ABSTRACT
This Article discusses the torts chapter of the Third Conflicts Restatement (which was approved by the ALI in May 2023) and provides a roadmap for its application by courts, litigants, and office lawyers.
This chapter steers a middle ground between the broad inflexible rules of the First Restatement of 1934 and the exceedingly equivocal directives of the Second Restatement of 1971. It accurately captures the decisional patterns emerging in the more than forty U.S. jurisdictions that have abandoned the old lex loci delicti rule and joined the choice-of-law revolution of the 1960s. It recasts them into new narrow and ‘smart’ rules that incorporate the revolution’s methodological advances but without reproducing its excesses, such as Brainerd Currie’s undue forum favoritism or the implicit subjectivism of Robert Leflar’s better-law approach.

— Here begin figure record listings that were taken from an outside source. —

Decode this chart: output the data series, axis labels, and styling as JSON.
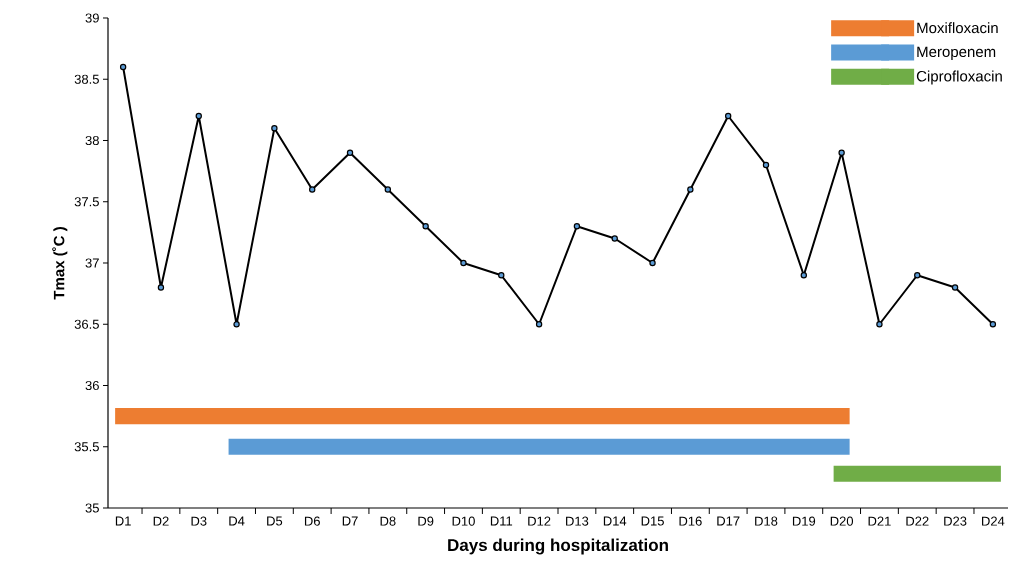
{
  "chart_data": {
    "type": "line",
    "xlabel": "Days  during hospitalization",
    "ylabel": "Tmax (˚C )",
    "categories": [
      "D1",
      "D2",
      "D3",
      "D4",
      "D5",
      "D6",
      "D7",
      "D8",
      "D9",
      "D10",
      "D11",
      "D12",
      "D13",
      "D14",
      "D15",
      "D16",
      "D17",
      "D18",
      "D19",
      "D20",
      "D21",
      "D22",
      "D23",
      "D24"
    ],
    "ylim": [
      35,
      39
    ],
    "yticks": [
      35,
      35.5,
      36,
      36.5,
      37,
      37.5,
      38,
      38.5,
      39
    ],
    "legend": "top right",
    "grid": false,
    "marker": "circle",
    "series": [
      {
        "color": "#000000",
        "values": [
          38.6,
          36.8,
          38.2,
          36.5,
          38.1,
          37.6,
          37.9,
          37.6,
          37.3,
          37.0,
          36.9,
          36.5,
          37.3,
          37.2,
          37.0,
          37.6,
          38.2,
          37.8,
          36.9,
          37.9,
          36.5,
          36.9,
          36.8,
          36.5
        ]
      },
      {
        "name": "Moxifloxacin",
        "color": "#ed7d31",
        "marker": "none",
        "values": [
          35.75,
          35.75,
          35.75,
          35.75,
          35.75,
          35.75,
          35.75,
          35.75,
          35.75,
          35.75,
          35.75,
          35.75,
          35.75,
          35.75,
          35.75,
          35.75,
          35.75,
          35.75,
          35.75,
          35.75,
          null,
          null,
          null,
          null
        ]
      },
      {
        "name": "Meropenem",
        "color": "#5b9bd5",
        "marker": "none",
        "values": [
          null,
          null,
          null,
          35.5,
          35.5,
          35.5,
          35.5,
          35.5,
          35.5,
          35.5,
          35.5,
          35.5,
          35.5,
          35.5,
          35.5,
          35.5,
          35.5,
          35.5,
          35.5,
          35.5,
          null,
          null,
          null,
          null
        ]
      },
      {
        "name": "Ciprofloxacin",
        "color": "#70ad47",
        "marker": "none",
        "values": [
          null,
          null,
          null,
          null,
          null,
          null,
          null,
          null,
          null,
          null,
          null,
          null,
          null,
          null,
          null,
          null,
          null,
          null,
          null,
          35.28,
          35.28,
          35.28,
          35.28,
          35.28
        ]
      }
    ]
  }
}
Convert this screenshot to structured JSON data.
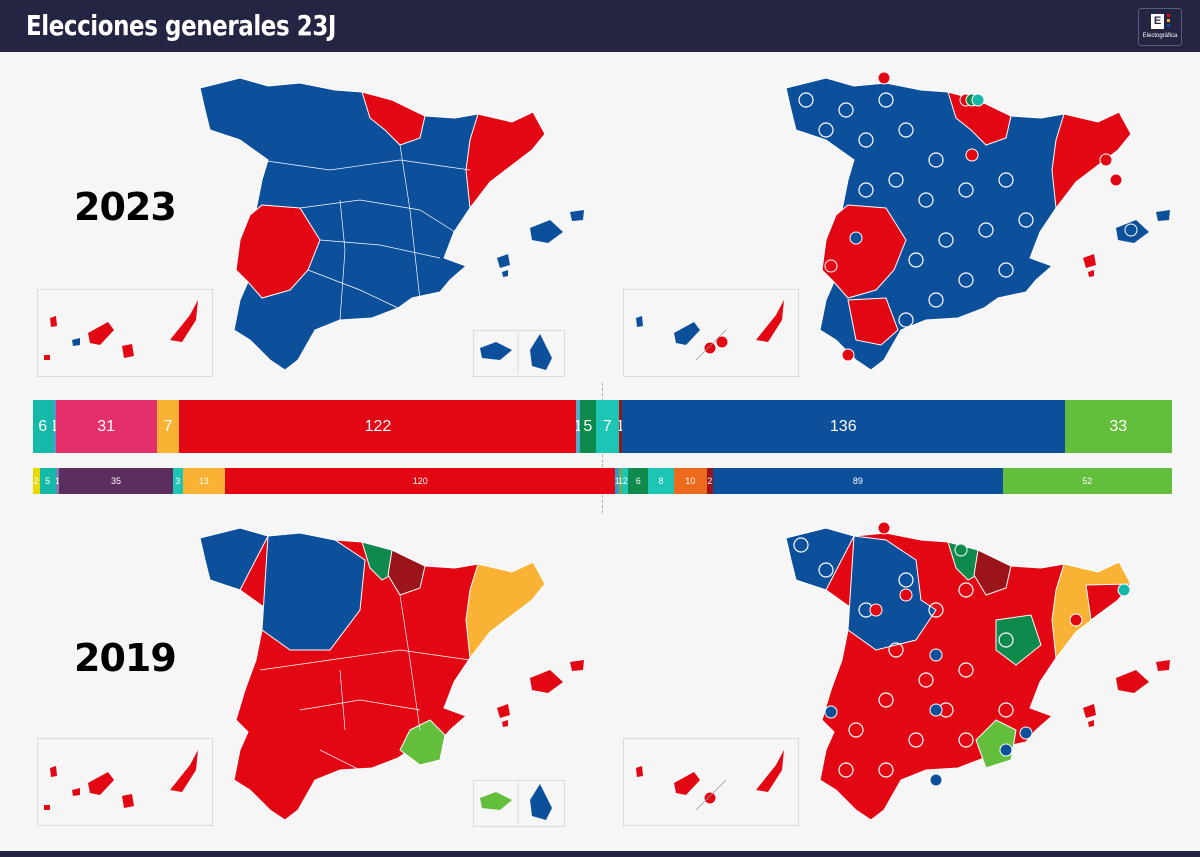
{
  "title": "Elecciones generales 23J",
  "logo": {
    "letter": "E",
    "text": "Electográfica"
  },
  "years": {
    "top": "2023",
    "bottom": "2019"
  },
  "colors": {
    "pp": "#0c4f9a",
    "psoe": "#e30613",
    "vox": "#63be3c",
    "erc": "#f9b233",
    "bildu": "#0e8a4d",
    "pnv": "#9b1419",
    "sumar": "#e3306b",
    "podemos": "#5c2e5e",
    "teal": "#16b9a8",
    "cs": "#ec6a1c",
    "land": "#0c4f9a",
    "border": "#ffffff"
  },
  "chart_data": [
    {
      "type": "bar",
      "title": "2023",
      "orientation": "stacked-horizontal",
      "segments": [
        {
          "label": "6",
          "value": 6,
          "color": "#16b9a8"
        },
        {
          "label": "1",
          "value": 1,
          "color": "#4a9ec0"
        },
        {
          "label": "31",
          "value": 31,
          "color": "#e3306b"
        },
        {
          "label": "7",
          "value": 7,
          "color": "#f9b233"
        },
        {
          "label": "122",
          "value": 122,
          "color": "#e30613"
        },
        {
          "label": "1",
          "value": 1,
          "color": "#5aa9c9"
        },
        {
          "label": "5",
          "value": 5,
          "color": "#0e8a4d"
        },
        {
          "label": "7",
          "value": 7,
          "color": "#1dc6b4"
        },
        {
          "label": "1",
          "value": 1,
          "color": "#9b1419"
        },
        {
          "label": "136",
          "value": 136,
          "color": "#0c4f9a"
        },
        {
          "label": "33",
          "value": 33,
          "color": "#63be3c"
        }
      ]
    },
    {
      "type": "bar",
      "title": "2019",
      "orientation": "stacked-horizontal",
      "segments": [
        {
          "label": "2",
          "value": 2,
          "color": "#e8d800"
        },
        {
          "label": "5",
          "value": 5,
          "color": "#16b9a8"
        },
        {
          "label": "1",
          "value": 1,
          "color": "#7b7fb5"
        },
        {
          "label": "35",
          "value": 35,
          "color": "#5c2e5e"
        },
        {
          "label": "3",
          "value": 3,
          "color": "#1dc6b4"
        },
        {
          "label": "13",
          "value": 13,
          "color": "#f9b233"
        },
        {
          "label": "120",
          "value": 120,
          "color": "#e30613"
        },
        {
          "label": "1",
          "value": 1,
          "color": "#2b9ad2"
        },
        {
          "label": "1",
          "value": 1,
          "color": "#7aa84a"
        },
        {
          "label": "2",
          "value": 2,
          "color": "#1dc6b4"
        },
        {
          "label": "6",
          "value": 6,
          "color": "#0e8a4d"
        },
        {
          "label": "8",
          "value": 8,
          "color": "#1dc6b4"
        },
        {
          "label": "10",
          "value": 10,
          "color": "#ec6a1c"
        },
        {
          "label": "2",
          "value": 2,
          "color": "#9b1419"
        },
        {
          "label": "89",
          "value": 89,
          "color": "#0c4f9a"
        },
        {
          "label": "52",
          "value": 52,
          "color": "#63be3c"
        }
      ]
    }
  ]
}
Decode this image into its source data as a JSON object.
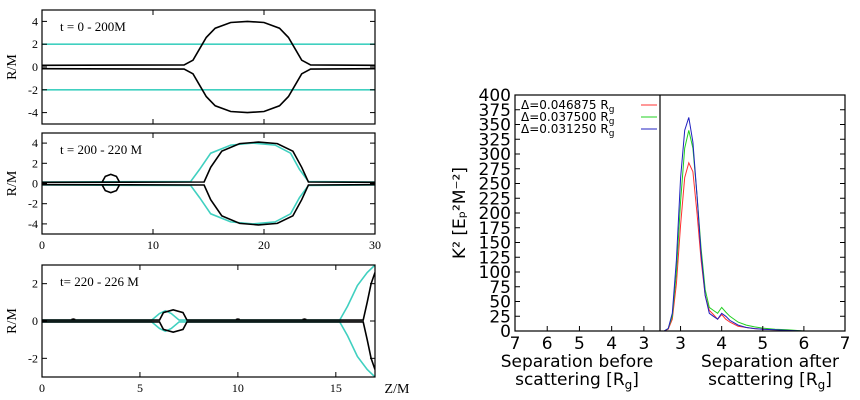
{
  "chart_data": [
    {
      "type": "line",
      "panel": "top-left",
      "annotation": "t = 0 - 200M",
      "ylabel": "R/M",
      "xlabel": "",
      "xlim": [
        0,
        30
      ],
      "ylim": [
        -5,
        5
      ],
      "yticks": [
        "4",
        "2",
        "0",
        "-2",
        "-4"
      ],
      "xticks": [],
      "grid": false,
      "series": [
        {
          "color": "#40d0c0",
          "points": [
            [
              0,
              2.0
            ],
            [
              30,
              2.0
            ]
          ]
        },
        {
          "color": "#40d0c0",
          "points": [
            [
              0,
              -2.0
            ],
            [
              30,
              -2.0
            ]
          ]
        },
        {
          "color": "#000000",
          "points": [
            [
              0,
              0.15
            ],
            [
              12.8,
              0.18
            ],
            [
              13.6,
              0.6
            ],
            [
              14.2,
              1.6
            ],
            [
              14.8,
              2.6
            ],
            [
              15.6,
              3.4
            ],
            [
              17,
              3.9
            ],
            [
              18.5,
              4.0
            ],
            [
              20,
              3.9
            ],
            [
              21.4,
              3.4
            ],
            [
              22.2,
              2.6
            ],
            [
              22.8,
              1.6
            ],
            [
              23.4,
              0.6
            ],
            [
              24.2,
              0.18
            ],
            [
              30,
              0.15
            ]
          ]
        },
        {
          "color": "#000000",
          "points": [
            [
              0,
              -0.15
            ],
            [
              12.8,
              -0.18
            ],
            [
              13.6,
              -0.6
            ],
            [
              14.2,
              -1.6
            ],
            [
              14.8,
              -2.6
            ],
            [
              15.6,
              -3.4
            ],
            [
              17,
              -3.9
            ],
            [
              18.5,
              -4.0
            ],
            [
              20,
              -3.9
            ],
            [
              21.4,
              -3.4
            ],
            [
              22.2,
              -2.6
            ],
            [
              22.8,
              -1.6
            ],
            [
              23.4,
              -0.6
            ],
            [
              24.2,
              -0.18
            ],
            [
              30,
              -0.15
            ]
          ]
        }
      ]
    },
    {
      "type": "line",
      "panel": "middle-left",
      "annotation": "t = 200 - 220 M",
      "ylabel": "R/M",
      "xlabel": "",
      "xlim": [
        0,
        30
      ],
      "ylim": [
        -5,
        5
      ],
      "yticks": [
        "4",
        "2",
        "0",
        "-2",
        "-4"
      ],
      "xticks": [
        "0",
        "10",
        "20",
        "30"
      ],
      "grid": false,
      "series": [
        {
          "color": "#40d0c0",
          "points": [
            [
              0,
              0.15
            ],
            [
              13.4,
              0.2
            ],
            [
              14.2,
              1.4
            ],
            [
              15.2,
              3.0
            ],
            [
              17,
              3.8
            ],
            [
              19,
              4.0
            ],
            [
              21,
              3.8
            ],
            [
              22.4,
              3.0
            ],
            [
              23.2,
              1.4
            ],
            [
              24,
              0.2
            ],
            [
              30,
              0.15
            ]
          ]
        },
        {
          "color": "#40d0c0",
          "points": [
            [
              0,
              -0.15
            ],
            [
              13.4,
              -0.2
            ],
            [
              14.2,
              -1.4
            ],
            [
              15.2,
              -3.0
            ],
            [
              17,
              -3.8
            ],
            [
              19,
              -4.0
            ],
            [
              21,
              -3.8
            ],
            [
              22.4,
              -3.0
            ],
            [
              23.2,
              -1.4
            ],
            [
              24,
              -0.2
            ],
            [
              30,
              -0.15
            ]
          ]
        },
        {
          "color": "#000000",
          "points": [
            [
              0,
              0.12
            ],
            [
              14.6,
              0.15
            ],
            [
              15.2,
              1.6
            ],
            [
              16.2,
              3.2
            ],
            [
              17.8,
              3.95
            ],
            [
              19.5,
              4.1
            ],
            [
              21.2,
              3.95
            ],
            [
              22.6,
              3.2
            ],
            [
              23.4,
              1.6
            ],
            [
              24,
              0.15
            ],
            [
              30,
              0.12
            ]
          ]
        },
        {
          "color": "#000000",
          "points": [
            [
              0,
              -0.12
            ],
            [
              14.6,
              -0.15
            ],
            [
              15.2,
              -1.6
            ],
            [
              16.2,
              -3.2
            ],
            [
              17.8,
              -3.95
            ],
            [
              19.5,
              -4.1
            ],
            [
              21.2,
              -3.95
            ],
            [
              22.6,
              -3.2
            ],
            [
              23.4,
              -1.6
            ],
            [
              24,
              -0.15
            ],
            [
              30,
              -0.12
            ]
          ]
        },
        {
          "color": "#000000",
          "points": [
            [
              5.4,
              0.1
            ],
            [
              5.7,
              0.7
            ],
            [
              6.2,
              0.9
            ],
            [
              6.7,
              0.7
            ],
            [
              7.0,
              0.1
            ]
          ]
        },
        {
          "color": "#000000",
          "points": [
            [
              5.4,
              -0.1
            ],
            [
              5.7,
              -0.7
            ],
            [
              6.2,
              -0.9
            ],
            [
              6.7,
              -0.7
            ],
            [
              7.0,
              -0.1
            ]
          ]
        }
      ]
    },
    {
      "type": "line",
      "panel": "bottom-left",
      "annotation": "t= 220 - 226 M",
      "ylabel": "R/M",
      "xlabel": "Z/M",
      "xlim": [
        0,
        17
      ],
      "ylim": [
        -3,
        3
      ],
      "yticks": [
        "2",
        "0",
        "-2"
      ],
      "xticks": [
        "0",
        "5",
        "10",
        "15"
      ],
      "grid": false,
      "series": [
        {
          "color": "#40d0c0",
          "points": [
            [
              0,
              0.05
            ],
            [
              5.6,
              0.05
            ],
            [
              6.0,
              0.4
            ],
            [
              6.3,
              0.55
            ],
            [
              6.6,
              0.4
            ],
            [
              7.0,
              0.05
            ],
            [
              15.2,
              0.05
            ],
            [
              15.6,
              0.8
            ],
            [
              16.1,
              1.9
            ],
            [
              16.6,
              2.6
            ],
            [
              17,
              3.0
            ]
          ]
        },
        {
          "color": "#40d0c0",
          "points": [
            [
              0,
              -0.05
            ],
            [
              5.6,
              -0.05
            ],
            [
              6.0,
              -0.4
            ],
            [
              6.3,
              -0.55
            ],
            [
              6.6,
              -0.4
            ],
            [
              7.0,
              -0.05
            ],
            [
              15.2,
              -0.05
            ],
            [
              15.6,
              -0.8
            ],
            [
              16.1,
              -1.9
            ],
            [
              16.6,
              -2.6
            ],
            [
              17,
              -3.0
            ]
          ]
        },
        {
          "color": "#000000",
          "points": [
            [
              0,
              0.05
            ],
            [
              6.0,
              0.05
            ],
            [
              6.2,
              0.45
            ],
            [
              6.7,
              0.6
            ],
            [
              7.2,
              0.45
            ],
            [
              7.4,
              0.05
            ],
            [
              16.4,
              0.05
            ],
            [
              16.6,
              1.0
            ],
            [
              16.8,
              2.0
            ],
            [
              17,
              2.6
            ]
          ]
        },
        {
          "color": "#000000",
          "points": [
            [
              0,
              -0.05
            ],
            [
              6.0,
              -0.05
            ],
            [
              6.2,
              -0.45
            ],
            [
              6.7,
              -0.6
            ],
            [
              7.2,
              -0.45
            ],
            [
              7.4,
              -0.05
            ],
            [
              16.4,
              -0.05
            ],
            [
              16.6,
              -1.0
            ],
            [
              16.8,
              -2.0
            ],
            [
              17,
              -2.6
            ]
          ]
        },
        {
          "color": "#000000",
          "points": [
            [
              1.5,
              0.08
            ],
            [
              1.6,
              0.1
            ],
            [
              1.7,
              0.08
            ]
          ]
        },
        {
          "color": "#000000",
          "points": [
            [
              9.9,
              0.08
            ],
            [
              10.0,
              0.1
            ],
            [
              10.1,
              0.08
            ]
          ]
        },
        {
          "color": "#000000",
          "points": [
            [
              13.3,
              0.08
            ],
            [
              13.4,
              0.1
            ],
            [
              13.5,
              0.08
            ]
          ]
        }
      ]
    },
    {
      "type": "line",
      "panel": "right",
      "ylabel": "K² [Eₚ²M⁻²]",
      "xlabel_left": [
        "Separation before",
        "scattering [R",
        "g",
        "]"
      ],
      "xlabel_right": [
        "Separation after",
        "scattering [R",
        "g",
        "]"
      ],
      "ylim": [
        0,
        400
      ],
      "yticks": [
        "0",
        "25",
        "50",
        "75",
        "100",
        "125",
        "150",
        "175",
        "200",
        "225",
        "250",
        "275",
        "300",
        "325",
        "350",
        "375",
        "400"
      ],
      "xticks_left": [
        "7",
        "6",
        "5",
        "4",
        "3"
      ],
      "xticks_right": [
        "3",
        "4",
        "5",
        "6",
        "7"
      ],
      "legend_position": "top-left",
      "grid": false,
      "series": [
        {
          "name": "Δ=0.046875 R",
          "sub": "g",
          "color": "#ff3030",
          "x": [
            2.5,
            2.6,
            2.7,
            2.8,
            2.9,
            3.0,
            3.1,
            3.2,
            3.3,
            3.4,
            3.5,
            3.6,
            3.7,
            3.8,
            3.9,
            4.0,
            4.1,
            4.2,
            4.4,
            4.6,
            4.8,
            5.0,
            5.3,
            5.6,
            6.0
          ],
          "y": [
            0,
            0,
            3,
            20,
            80,
            180,
            260,
            285,
            270,
            200,
            120,
            60,
            35,
            28,
            20,
            28,
            20,
            15,
            8,
            6,
            4,
            3,
            2,
            1,
            0
          ]
        },
        {
          "name": "Δ=0.037500 R",
          "sub": "g",
          "color": "#20d020",
          "x": [
            2.5,
            2.6,
            2.7,
            2.8,
            2.9,
            3.0,
            3.1,
            3.2,
            3.3,
            3.4,
            3.5,
            3.6,
            3.7,
            3.8,
            3.9,
            4.0,
            4.1,
            4.2,
            4.4,
            4.6,
            4.8,
            5.0,
            5.3,
            5.6,
            6.0
          ],
          "y": [
            0,
            0,
            4,
            25,
            100,
            220,
            310,
            340,
            310,
            230,
            140,
            70,
            40,
            35,
            30,
            40,
            32,
            25,
            15,
            10,
            7,
            5,
            3,
            2,
            0
          ]
        },
        {
          "name": "Δ=0.031250 R",
          "sub": "g",
          "color": "#2020c0",
          "x": [
            2.5,
            2.6,
            2.7,
            2.8,
            2.9,
            3.0,
            3.1,
            3.2,
            3.3,
            3.4,
            3.5,
            3.6,
            3.7,
            3.8,
            3.9,
            4.0,
            4.1,
            4.2,
            4.4,
            4.6,
            4.8,
            5.0,
            5.3,
            5.6,
            6.0
          ],
          "y": [
            0,
            0,
            4,
            30,
            120,
            260,
            340,
            362,
            320,
            230,
            130,
            60,
            30,
            25,
            20,
            30,
            25,
            18,
            10,
            6,
            4,
            3,
            2,
            1,
            0
          ]
        }
      ]
    }
  ]
}
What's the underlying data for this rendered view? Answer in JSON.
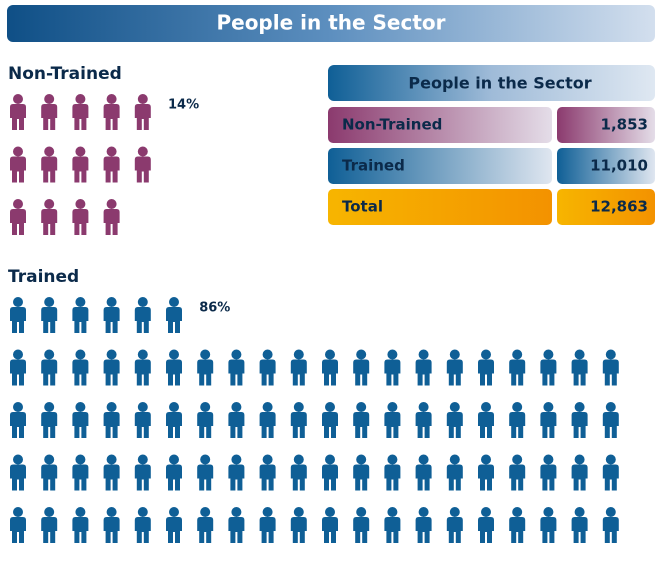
{
  "chart_data": {
    "type": "pictogram",
    "title": "People in the Sector",
    "categories": [
      "Non-Trained",
      "Trained"
    ],
    "values": [
      14,
      86
    ],
    "value_labels": [
      "14%",
      "86%"
    ],
    "colors": [
      "#8b3a6e",
      "#0f5f96"
    ]
  },
  "table": {
    "title": "People in the Sector",
    "rows": [
      [
        "Non-Trained",
        "1,853"
      ],
      [
        "Trained",
        "11,010"
      ],
      [
        "Total",
        "12,863"
      ]
    ]
  }
}
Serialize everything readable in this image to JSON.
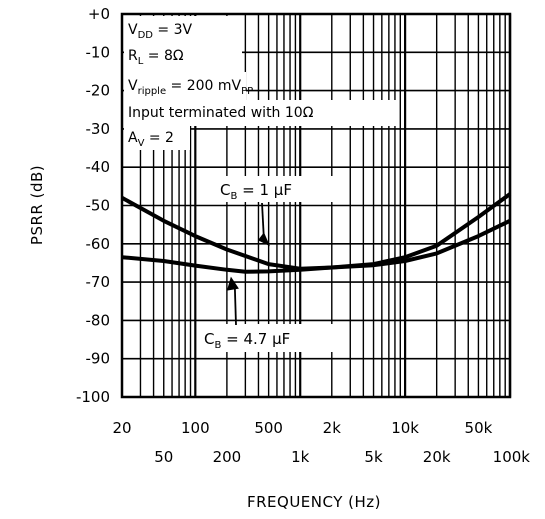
{
  "chart_data": {
    "type": "line",
    "title": "",
    "xlabel": "FREQUENCY (Hz)",
    "ylabel": "PSRR (dB)",
    "x_scale": "log",
    "xlim": [
      20,
      100000
    ],
    "ylim": [
      -100,
      0
    ],
    "grid": true,
    "y_ticks": [
      {
        "value": 0,
        "label": "+0"
      },
      {
        "value": -10,
        "label": "-10"
      },
      {
        "value": -20,
        "label": "-20"
      },
      {
        "value": -30,
        "label": "-30"
      },
      {
        "value": -40,
        "label": "-40"
      },
      {
        "value": -50,
        "label": "-50"
      },
      {
        "value": -60,
        "label": "-60"
      },
      {
        "value": -70,
        "label": "-70"
      },
      {
        "value": -80,
        "label": "-80"
      },
      {
        "value": -90,
        "label": "-90"
      },
      {
        "value": -100,
        "label": "-100"
      }
    ],
    "x_ticks_upper": [
      {
        "value": 20,
        "label": "20"
      },
      {
        "value": 100,
        "label": "100"
      },
      {
        "value": 500,
        "label": "500"
      },
      {
        "value": 2000,
        "label": "2k"
      },
      {
        "value": 10000,
        "label": "10k"
      },
      {
        "value": 50000,
        "label": "50k"
      }
    ],
    "x_ticks_lower": [
      {
        "value": 50,
        "label": "50"
      },
      {
        "value": 200,
        "label": "200"
      },
      {
        "value": 1000,
        "label": "1k"
      },
      {
        "value": 5000,
        "label": "5k"
      },
      {
        "value": 20000,
        "label": "20k"
      },
      {
        "value": 100000,
        "label": "100k"
      }
    ],
    "conditions": [
      {
        "base": "V",
        "sub": "DD",
        "rest": " = 3V"
      },
      {
        "base": "R",
        "sub": "L",
        "rest": " = 8Ω"
      },
      {
        "base": "V",
        "sub": "ripple",
        "rest": " = 200 mV",
        "sub2": "PP"
      },
      {
        "base": "Input terminated with 10Ω",
        "sub": "",
        "rest": ""
      },
      {
        "base": "A",
        "sub": "V",
        "rest": " = 2"
      }
    ],
    "series": [
      {
        "label": {
          "base": "C",
          "sub": "B",
          "rest": " = 1 μF"
        },
        "x": [
          20,
          50,
          100,
          200,
          500,
          1000,
          2000,
          5000,
          10000,
          20000,
          50000,
          100000
        ],
        "y": [
          -48,
          -54,
          -58,
          -61.5,
          -65.3,
          -66.5,
          -66.2,
          -65.3,
          -63.5,
          -60.5,
          -53,
          -47
        ]
      },
      {
        "label": {
          "base": "C",
          "sub": "B",
          "rest": " = 4.7 μF"
        },
        "x": [
          20,
          50,
          100,
          200,
          300,
          500,
          1000,
          2000,
          5000,
          10000,
          20000,
          50000,
          100000
        ],
        "y": [
          -63.5,
          -64.5,
          -65.7,
          -66.8,
          -67.3,
          -67.2,
          -66.8,
          -66.2,
          -65.6,
          -64.5,
          -62.5,
          -58,
          -54
        ]
      }
    ]
  }
}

The most noteworthy features of these rules include: (1) the distinction between conduct-regulating and loss-allocating tort rules; (2) the application of the law of the parties’ common domicile in loss-allocation conflicts; (3) a rule giving victims of cross-border torts the option of requesting the application of the law of the state of injury, if the occurrence of the injury there was objectively foreseeable; and (4) the general notion that the choice of the applicable law should depend not only on a state’s territorial contacts, but also on the content of its law.
Symeonides, Symeon, The Torts Chapter of the Third Conflicts Restatement: A Roadmap (October 17, 2023), 88 Rabels Zeitschrift für ausländisches und internationales Privatrecht (RabelsZ) (2024).